TAIPEI (Taiwan News) — While Hong Kong saw a historic turnout of two million protesters flooding into the streets on Sunday afternoon to signal their disapproval of the extradition bill amendments, many Hong Kong and Taiwan students rallied outside Taiwan’s Legislative Yuan in Taipei to voice their support.
“As a Hong Konger I should protect Hong Kong and tell Taiwanese people that it is necessary to oppose the extradition bill,” said a college student from Hong Kong, surnamed Nip.
The amendments to the extradition bill, proposed by the Hong Kong government in February, will allow criminal suspects in Hong Kong to be extradited to China for trial.
Even so, Nip, like many other Hong Kongers, has no faith in China’s legal and judicial system. People tried in China cannot enjoy the protection of human rights and rule of law, he said.
Furthermore, critics worry the bill could be used against political dissidents, or those whom Beijing does not agree with.
Sunday’s rally in Taipei came the day after Hong Kong Chief Executive Carrie Lam announced that extradition legislation would be delayed indefinitely. However, the people of Hong Kong appeared not to be appeased by Lam’s concession.
They were angered that Lam continued to defend the extradition bill and justify the riot police’s violence against protesters and journalists during the demonstrations on June 12.
Demonstrators in Hong Kong and Taipei on Sunday, therefore, not only demanded the withdrawal of the extradition bill, they also called on Lam to step down.
“Lam is no longer fit to be a chief executive,” said Nip.
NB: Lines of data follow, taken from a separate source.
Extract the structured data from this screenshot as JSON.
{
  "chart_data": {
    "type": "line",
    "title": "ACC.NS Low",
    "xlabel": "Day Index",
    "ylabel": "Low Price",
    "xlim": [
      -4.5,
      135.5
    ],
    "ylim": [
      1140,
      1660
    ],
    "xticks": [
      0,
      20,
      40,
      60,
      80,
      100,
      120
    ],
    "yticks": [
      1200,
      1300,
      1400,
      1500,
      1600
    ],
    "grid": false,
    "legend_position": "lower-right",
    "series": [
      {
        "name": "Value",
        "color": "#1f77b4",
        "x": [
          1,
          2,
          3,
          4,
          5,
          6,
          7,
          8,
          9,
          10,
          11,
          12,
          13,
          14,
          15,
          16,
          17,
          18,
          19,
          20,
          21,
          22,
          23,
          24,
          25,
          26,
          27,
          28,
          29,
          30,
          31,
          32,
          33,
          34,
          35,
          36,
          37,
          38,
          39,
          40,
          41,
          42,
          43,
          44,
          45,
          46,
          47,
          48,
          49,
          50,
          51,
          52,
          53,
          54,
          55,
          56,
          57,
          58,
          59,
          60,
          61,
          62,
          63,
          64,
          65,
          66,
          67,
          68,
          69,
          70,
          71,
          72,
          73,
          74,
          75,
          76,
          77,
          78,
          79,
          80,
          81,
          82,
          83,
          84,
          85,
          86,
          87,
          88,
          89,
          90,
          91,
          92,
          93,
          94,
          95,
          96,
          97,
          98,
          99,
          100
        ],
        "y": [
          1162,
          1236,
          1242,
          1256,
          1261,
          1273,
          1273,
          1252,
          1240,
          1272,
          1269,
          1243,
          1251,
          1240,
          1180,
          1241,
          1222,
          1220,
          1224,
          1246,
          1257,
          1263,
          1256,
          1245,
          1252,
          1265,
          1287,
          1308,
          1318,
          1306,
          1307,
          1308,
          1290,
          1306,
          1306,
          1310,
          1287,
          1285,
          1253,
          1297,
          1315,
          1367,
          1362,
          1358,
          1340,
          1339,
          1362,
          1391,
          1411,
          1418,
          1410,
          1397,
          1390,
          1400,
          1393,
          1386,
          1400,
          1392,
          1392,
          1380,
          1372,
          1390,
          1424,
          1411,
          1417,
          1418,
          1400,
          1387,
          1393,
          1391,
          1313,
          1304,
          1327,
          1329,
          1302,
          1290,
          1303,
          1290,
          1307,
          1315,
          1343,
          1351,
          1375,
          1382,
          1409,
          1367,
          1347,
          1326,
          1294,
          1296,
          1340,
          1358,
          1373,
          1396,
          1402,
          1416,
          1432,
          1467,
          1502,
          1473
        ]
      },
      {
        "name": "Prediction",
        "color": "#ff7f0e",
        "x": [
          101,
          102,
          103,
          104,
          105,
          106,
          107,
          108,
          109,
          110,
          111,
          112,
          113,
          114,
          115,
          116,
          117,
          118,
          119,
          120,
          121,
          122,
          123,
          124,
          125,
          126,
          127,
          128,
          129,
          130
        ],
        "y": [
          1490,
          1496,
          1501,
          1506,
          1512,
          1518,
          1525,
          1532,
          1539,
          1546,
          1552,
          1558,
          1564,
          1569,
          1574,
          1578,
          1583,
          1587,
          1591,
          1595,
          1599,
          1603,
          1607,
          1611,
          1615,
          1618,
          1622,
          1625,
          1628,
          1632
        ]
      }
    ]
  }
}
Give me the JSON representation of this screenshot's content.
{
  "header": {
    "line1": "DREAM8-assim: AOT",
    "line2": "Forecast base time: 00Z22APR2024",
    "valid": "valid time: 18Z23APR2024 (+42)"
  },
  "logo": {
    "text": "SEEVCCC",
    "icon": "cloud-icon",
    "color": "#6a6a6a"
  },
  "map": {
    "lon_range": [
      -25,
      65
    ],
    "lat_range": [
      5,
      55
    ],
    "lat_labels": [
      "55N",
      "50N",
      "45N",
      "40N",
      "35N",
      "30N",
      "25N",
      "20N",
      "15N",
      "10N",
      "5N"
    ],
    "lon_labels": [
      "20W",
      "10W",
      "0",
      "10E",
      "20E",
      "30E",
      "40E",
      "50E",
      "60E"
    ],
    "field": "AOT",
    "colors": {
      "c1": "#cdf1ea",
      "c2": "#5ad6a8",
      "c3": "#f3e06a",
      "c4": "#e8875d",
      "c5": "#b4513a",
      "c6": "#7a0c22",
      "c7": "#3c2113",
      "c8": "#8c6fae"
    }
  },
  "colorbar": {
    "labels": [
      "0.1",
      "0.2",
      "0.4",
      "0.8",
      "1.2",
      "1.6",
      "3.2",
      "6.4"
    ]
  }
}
Lam described her government’s handling of the protests as a “mother” refusing to spoil her children, but a mother should never treat her children with violence, he added.
Having lived in Taiwan for nearly one year, Nip was dismayed to learn that some of the island’s China-friendly politicians did not speak out about the protests in Hong Kong – such as Kuomintang (KMT) Kaohsiung Mayor and presidential hopeful Han Kuo-yu (韓國瑜).
“It’s outrageous” that he said he had “no idea” and “no clue” about what happened in Hong Kong when the news was everywhere, said Nip. Han’s lack of concern on June 9 as one million Hong Kongers took to the streets to protest against the extradition bill drew widespread criticism.
The next day, Han said via a statement he looked forward to seeing the Hong Kong government make a decision that would address the concerns of its people.
Nip’s anger was shared by a Taiwan high school student, surnamed Mu, who traveled with two other classmates from Taoyuan City to take part in the rally.
A presidential candidate should not dodge the question, they ought to clearly express their stance over Hong Kong’s extradition bill, said Mu, despite not being old enough to vote.
The extradition bill will also affect the rights of Taiwanese people, who can be extradited to China when visiting Hong Kong, said Mu. The Hong Kong government should properly respond to the opinions of its people, he said.